The 2D semiconductor is made up of the elements tin and oxygen, or tin monoxide (SnO). Because it is only one atom thick, electrical charges move through it at much higher speeds than the conventional 3D materials.
According to the University of Utah, the material could be used in transistors, which is the main component of all electronic devices; this includes computer processors, graphics processors, and mobile devices.
Current transistors and other components that electronic devices use are made up of 3D materials like silicon, and consist of multiple layers on a glass substrate. The problem with this is the electrons bounce around inside the layers in all directions, the University explains.
However, with the 2D materials they are made of one layer with the thickness of just one or two atoms. Therefore, the electrons “can only move in one layer so it’s much faster,” says Associate professor Ashutosh Tiwari, from University of Utah materials science and engineering, who led the team.
While other researchers have discovered new types of 2D material such as graphene, molybdenun disulfide, and borophene, these are materials that only allow the movement of N-type (negative) electrons.
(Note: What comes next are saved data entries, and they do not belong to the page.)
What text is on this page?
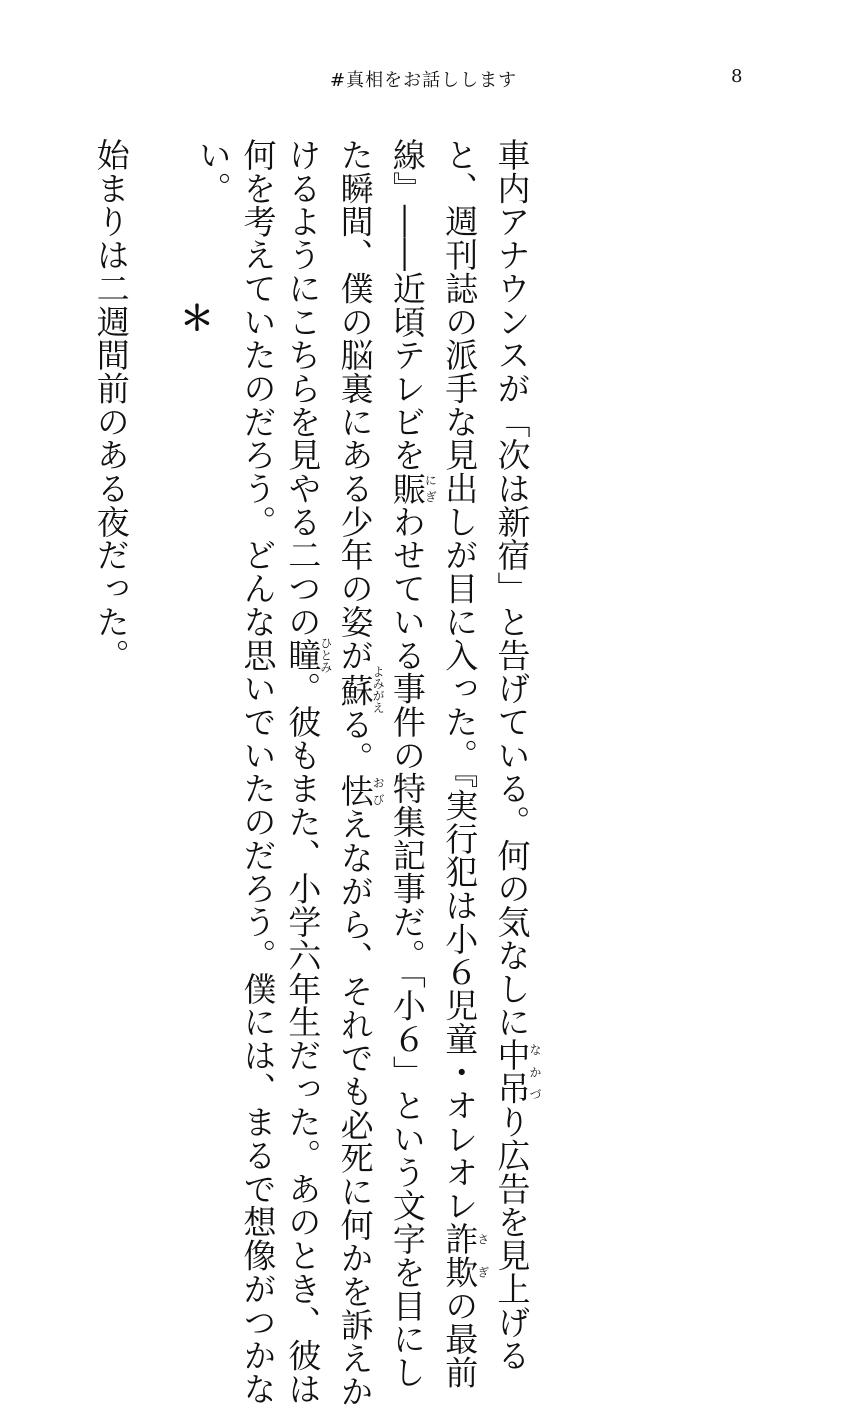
#真相をお話しします	8

車内アナウンスが「次は新宿」と告げている。何の気なしに中吊なかづり広告を見上げる

と、週刊誌の派手な見出しが目に入った。『実行犯は小６児童・オレオレ詐欺さぎの最前

線』――近頃テレビを賑にぎわせている事件の特集記事だ。「小６」という文字を目にし

た瞬間、僕の脳裏にある少年の姿が蘇よみがえる。怯おびえながら、それでも必死に何かを訴えか

けるようにこちらを見やる二つの瞳ひとみ。彼もまた、小学六年生だった。あのとき、彼は

何を考えていたのだろう。どんな思いでいたのだろう。僕には、まるで想像がつかな

い。

＊
始まりは二週間前のある夜だった。
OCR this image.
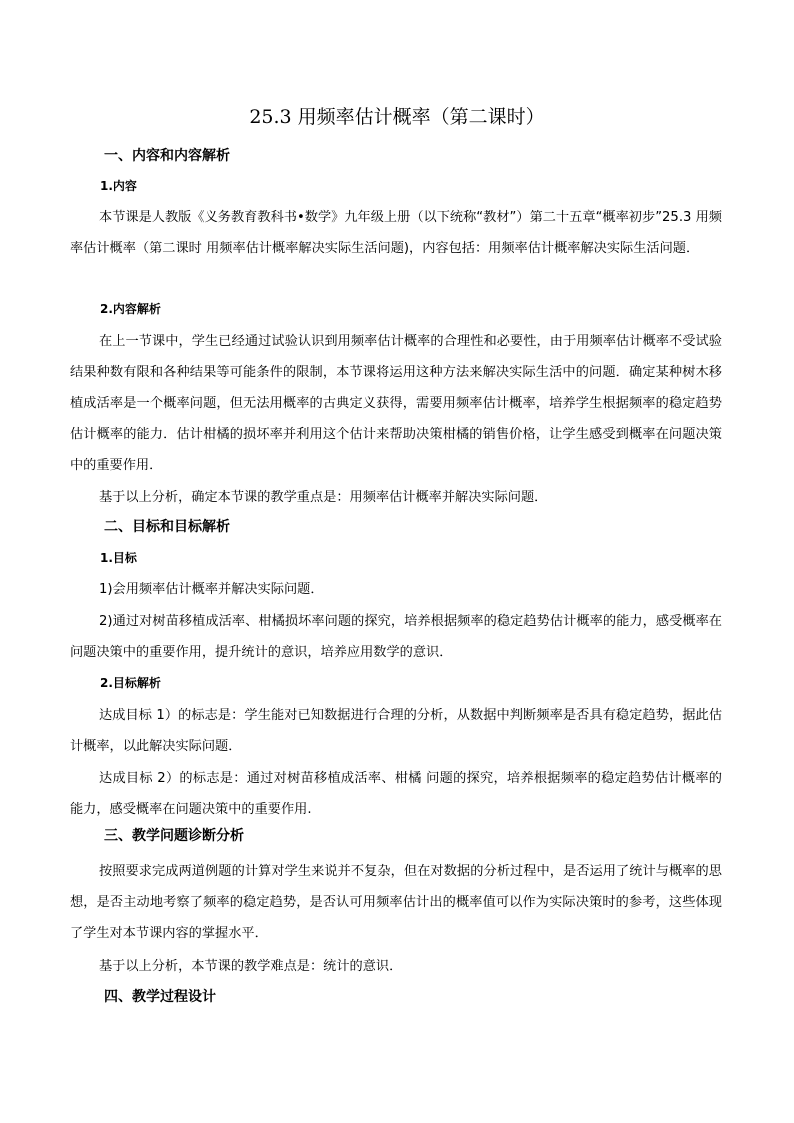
25.3 用频率估计概率（第二课时）
一、内容和内容解析
1.内容
本节课是人教版《义务教育教科书•数学》九年级上册（以下统称“教材”）第二十五章“概率初步”25.3 用频率估计概率（第二课时 用频率估计概率解决实际生活问题)，内容包括：用频率估计概率解决实际生活问题．
2.内容解析
在上一节课中，学生已经通过试验认识到用频率估计概率的合理性和必要性，由于用频率估计概率不受试验结果种数有限和各种结果等可能条件的限制，本节课将运用这种方法来解决实际生活中的问题．确定某种树木移植成活率是一个概率问题，但无法用概率的古典定义获得，需要用频率估计概率，培养学生根据频率的稳定趋势估计概率的能力．估计柑橘的损坏率并利用这个估计来帮助决策柑橘的销售价格，让学生感受到概率在问题决策中的重要作用．
基于以上分析，确定本节课的教学重点是：用频率估计概率并解决实际问题．
二、目标和目标解析
1.目标
1)会用频率估计概率并解决实际问题．
2)通过对树苗移植成活率、柑橘损坏率问题的探究，培养根据频率的稳定趋势估计概率的能力，感受概率在问题决策中的重要作用，提升统计的意识，培养应用数学的意识．
2.目标解析
达成目标 1）的标志是：学生能对已知数据进行合理的分析，从数据中判断频率是否具有稳定趋势，据此估计概率，以此解决实际问题．
达成目标 2）的标志是：通过对树苗移植成活率、柑橘 问题的探究，培养根据频率的稳定趋势估计概率的能力，感受概率在问题决策中的重要作用.
三、教学问题诊断分析
按照要求完成两道例题的计算对学生来说并不复杂，但在对数据的分析过程中，是否运用了统计与概率的思想，是否主动地考察了频率的稳定趋势，是否认可用频率估计出的概率值可以作为实际决策时的参考，这些体现了学生对本节课内容的掌握水平．
基于以上分析，本节课的教学难点是：统计的意识．
四、教学过程设计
However, electronic devices need a semiconductor material that allows both negative electrons and positive charges known as “holes” to move. The tin monoxide material that was discovered by Tiwari and his team is the first stable P-type 2D semiconductor material ever in existence.
“Now we have everything — we have P-type 2D semiconductors and N-type 2D semiconductors, now things will move forward much more quickly.”
The University believes this discovery can lead to transistors that are smaller and faster than those in use today. A computer processor is comprised of billions of transistors, and the more transistors packed into a single chip, the more powerful the processor can become.
The University writes:
“Transistors made with Tiwari’s semiconducting material could lead to computers and smartphones that are more than 100 times faster than regular devices. And because the electrons move through one layer instead of bouncing around in a 3D material, there will be less friction, meaning the processors will not get as hot as normal computer chips.
“They also will require much less power to run, a boon for mobile electronics that have to run on battery power. Tiwari says this could be especially important for medical devices such as electronic implants that will run longer on a single battery charge.”
Tiwari believes that with so much interest in this field it will only take a few years before we see a prototype. “The field is very hot right now, and people are very interested in it, so in two or three years we should see at least some prototype device,” he said.
A paper describing the research was published in the journal, Advanced Electronic Materials.